The report had made a total of 32 recommendations to the stakeholders involved in the discharge process including the need for an independent discharge coordinator to speed up the process.

 

The Group Director welcomed the report and felt the recommendations were helpful. Clinical commissioners and relevant Council heads of service could be involved further work on this area.

 

It was agreed to arrange a topic group meeting to consider the issues raised by the patient discharge report in more detail. Commissioners and other stakeholders would be invited to the meeting in order to that the views of all stakeholders could be considered.

 

The Committee thanked the LINk representatives for producing an excellent report on the issue of patient discharge.

17.

HAVERING LINk - ENTER AND VIEW REPORT BACK

To receive an update from the LINk on the recent enter and view visit to Queen’s Hospital.

Minutes:

The Chair of Havering LINk reported that an enter and view visit to Sunrise ward at Queen’s Hospital had been undertaken on 24 October.

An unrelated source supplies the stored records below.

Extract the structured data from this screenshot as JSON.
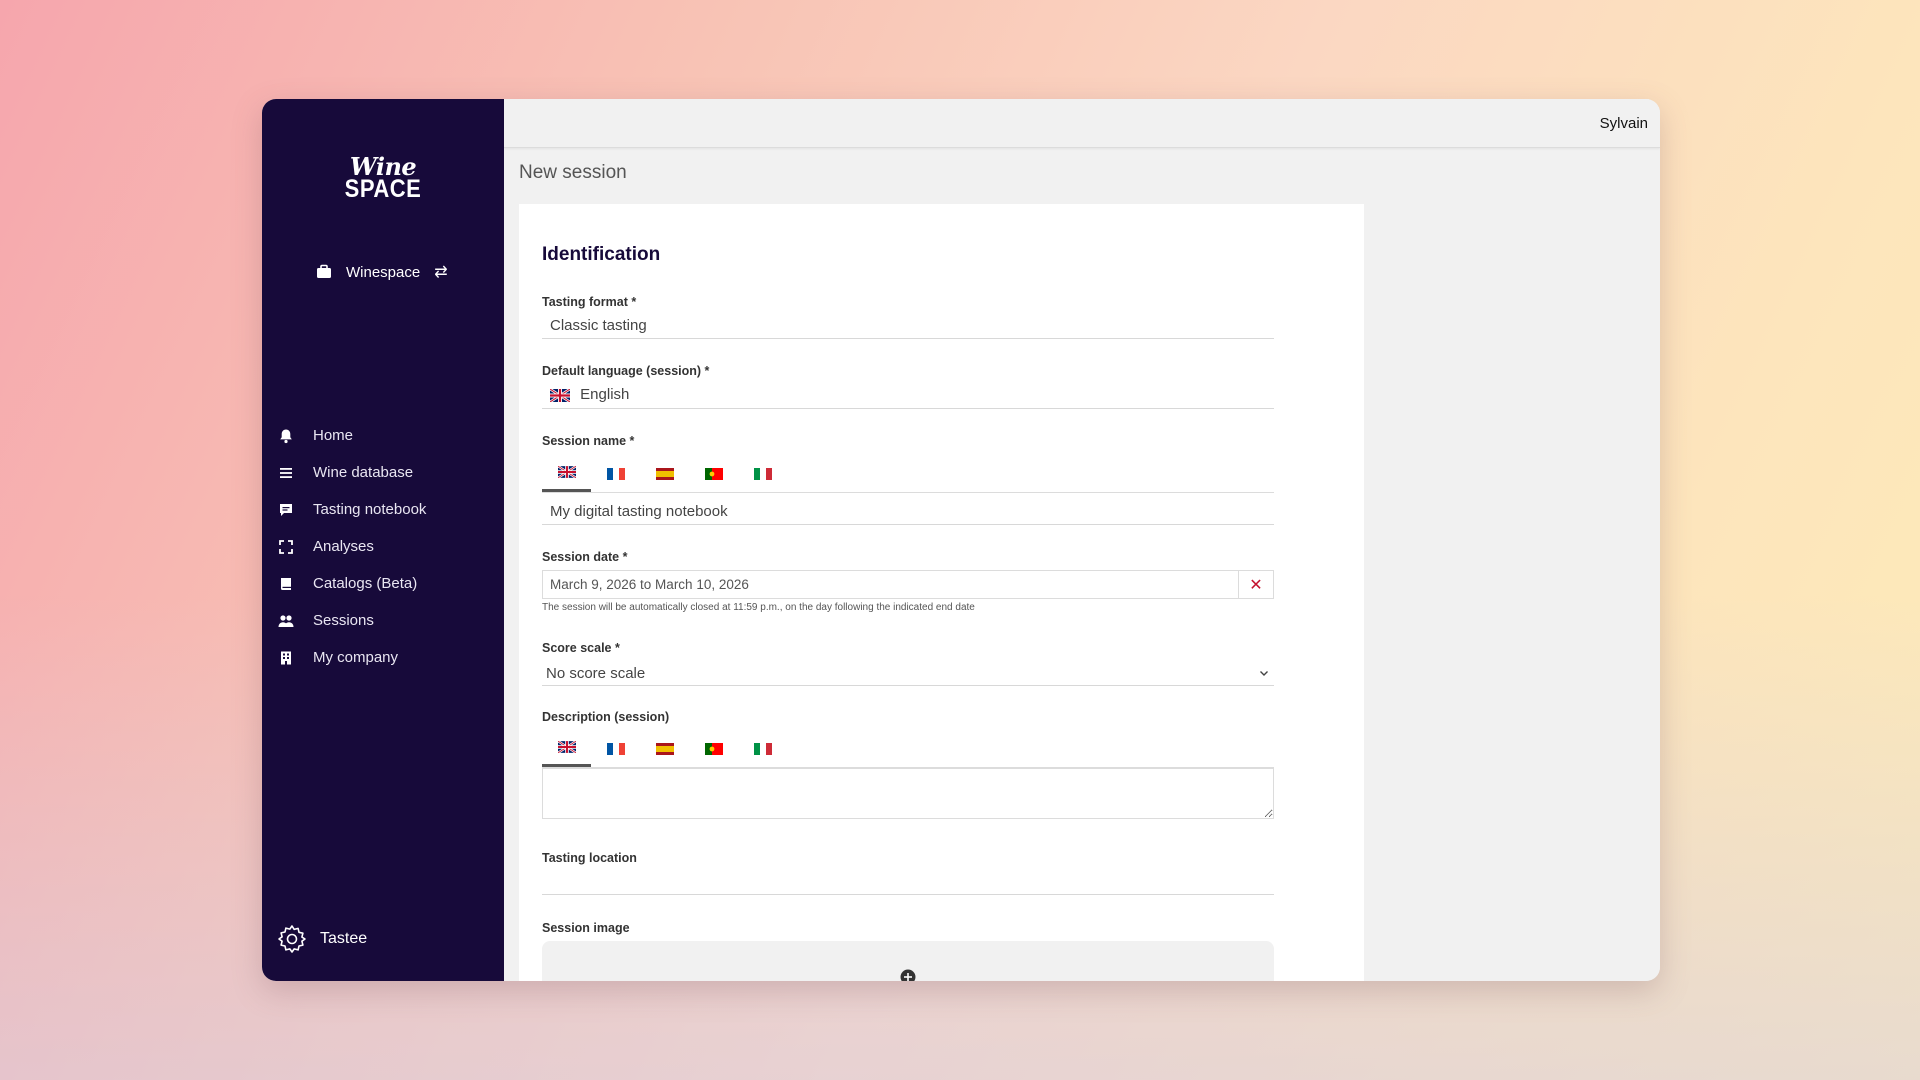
{
  "brand": {
    "logo_line1": "Wine",
    "logo_line2": "SPACE"
  },
  "sidebar": {
    "workspace_label": "Winespace",
    "items": [
      {
        "label": "Home",
        "icon": "bell-icon"
      },
      {
        "label": "Wine database",
        "icon": "list-icon"
      },
      {
        "label": "Tasting notebook",
        "icon": "comment-icon"
      },
      {
        "label": "Analyses",
        "icon": "expand-icon"
      },
      {
        "label": "Catalogs (Beta)",
        "icon": "book-icon"
      },
      {
        "label": "Sessions",
        "icon": "users-icon"
      },
      {
        "label": "My company",
        "icon": "building-icon"
      }
    ],
    "footer_label": "Tastee"
  },
  "header": {
    "user_name": "Sylvain"
  },
  "page": {
    "title": "New session"
  },
  "form": {
    "section_title": "Identification",
    "tasting_format": {
      "label": "Tasting format *",
      "value": "Classic tasting"
    },
    "default_language": {
      "label": "Default language (session) *",
      "value": "English"
    },
    "session_name": {
      "label": "Session name *",
      "value": "My digital tasting notebook"
    },
    "session_date": {
      "label": "Session date *",
      "value": "March 9, 2026 to March 10, 2026",
      "hint": "The session will be automatically closed at 11:59 p.m., on the day following the indicated end date"
    },
    "score_scale": {
      "label": "Score scale *",
      "value": "No score scale"
    },
    "description": {
      "label": "Description (session)",
      "value": ""
    },
    "tasting_location": {
      "label": "Tasting location",
      "value": ""
    },
    "session_image": {
      "label": "Session image"
    }
  },
  "colors": {
    "sidebar_bg": "#170a3a",
    "accent_red": "#c4122f",
    "page_bg": "#f1f1f1"
  }
}
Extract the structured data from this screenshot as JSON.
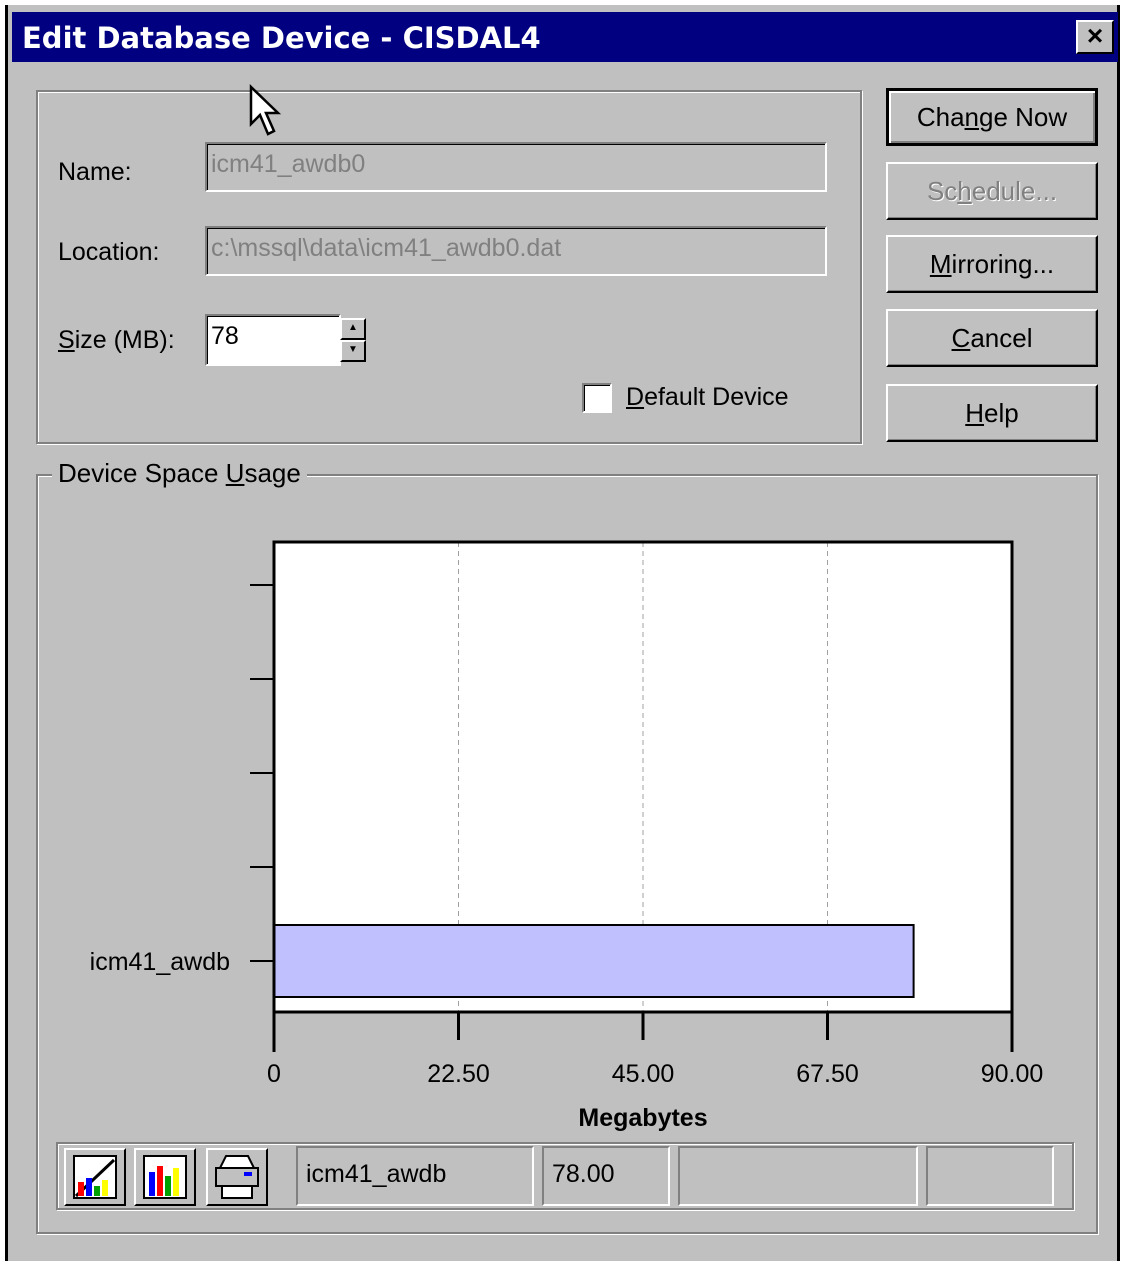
{
  "window": {
    "title": "Edit Database Device - CISDAL4",
    "close_label": "×"
  },
  "form": {
    "name_label": "Name:",
    "name_value": "icm41_awdb0",
    "location_label": "Location:",
    "location_value": "c:\\mssql\\data\\icm41_awdb0.dat",
    "size_label_accel": "S",
    "size_label_rest": "ize (MB):",
    "size_value": "78",
    "default_device_accel": "D",
    "default_device_rest": "efault Device",
    "default_device_checked": false
  },
  "buttons": {
    "change_now": {
      "pre": "Cha",
      "accel": "n",
      "post": "ge Now"
    },
    "schedule": {
      "pre": "Sc",
      "accel": "h",
      "post": "edule..."
    },
    "mirroring": {
      "pre": "",
      "accel": "M",
      "post": "irroring..."
    },
    "cancel": {
      "pre": "",
      "accel": "C",
      "post": "ancel"
    },
    "help": {
      "pre": "",
      "accel": "H",
      "post": "elp"
    }
  },
  "usage": {
    "group_pre": "Device Space ",
    "group_accel": "U",
    "group_post": "sage"
  },
  "chart_data": {
    "type": "bar",
    "orientation": "horizontal",
    "categories": [
      "icm41_awdb"
    ],
    "values": [
      78
    ],
    "xlabel": "Megabytes",
    "xlim": [
      0,
      90
    ],
    "x_ticks": [
      "0",
      "22.50",
      "45.00",
      "67.50",
      "90.00"
    ],
    "grid": true,
    "bar_color": "#c0c0ff"
  },
  "statusbar": {
    "icons": [
      "chart-type-icon",
      "bar-chart-icon",
      "print-icon"
    ],
    "name": "icm41_awdb",
    "value": "78.00"
  }
}
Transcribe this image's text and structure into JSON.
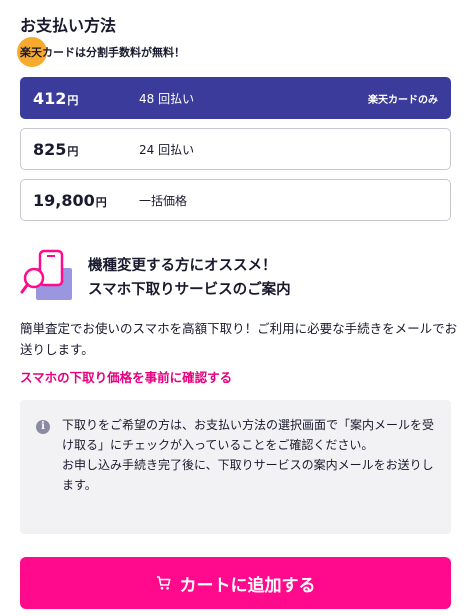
{
  "payment": {
    "title": "お支払い方法",
    "promo": "楽天カードは分割手数料が無料！",
    "plans": [
      {
        "price": "412",
        "unit": "円",
        "count": "48 回払い",
        "note": "楽天カードのみ",
        "selected": true
      },
      {
        "price": "825",
        "unit": "円",
        "count": "24 回払い"
      },
      {
        "price": "19,800",
        "unit": "円",
        "count": "一括価格"
      }
    ]
  },
  "trade_in": {
    "icon": "phone-search-icon",
    "heading_line1": "機種変更する方にオススメ！",
    "heading_line2": "スマホ下取りサービスのご案内",
    "description": "簡単査定でお使いのスマホを高額下取り！ご利用に必要な手続きをメールでお送りします。",
    "link": "スマホの下取り価格を事前に確認する"
  },
  "info": {
    "icon": "info-icon",
    "paragraph1": "下取りをご希望の方は、お支払い方法の選択画面で「案内メールを受け取る」にチェックが入っていることをご確認ください。",
    "paragraph2": "お申し込み手続き完了後に、下取りサービスの案内メールをお送りします。"
  },
  "cart": {
    "icon": "cart-icon",
    "label": "カートに追加する"
  },
  "colors": {
    "selected": "#3b3b9c",
    "accent": "#e6007e",
    "button": "#ff0a8c",
    "promo_dot": "#f5a623"
  }
}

This had been requested by the Committee Chairman in order to ascertain principally if the red tray system at mealtimes was working effectively.

 

The LINk representatives had observed the ward as being very clean and calm but had seen some patients not receiving the required help at mealtimes. A particular problem was the overfilling by ward staff of water jugs meaning these were too heavy for elderly patients to lift. Shortages of staff on the ward had restricted how much assistance could be given to patients.

 

Standing orders were suspended at this point in the meeting in order that all agenda items could be concluded.

 

There was also a lack of signage identifying blind patients on the ward who may need help. The LINk observers also felt there was a lack of appropriate training for staff in dealing with patients with dementia or mental health needs. One female patient had fallen on the ward and damaged her eye as a result.

 

The LINK had made ten recommendations as a result of the visit covering red trays, signage for patients with disabilities, use of water jugs and choice of vegetarian meals etc. The LINK representatives had spent a total of two hours on the ward and the NELFT borough director added that a NELFT team was now based near the elderly wards in Queen’s Hospital.  The LINk report would be passed on to the relevant NELFT staff who wished to give appropriate training to BHRUT staff.

 

Members thanked the LINk for their report and asked that the report be forwarded for information to the Outer North East London Joint Health Overview and Scrutiny Committee.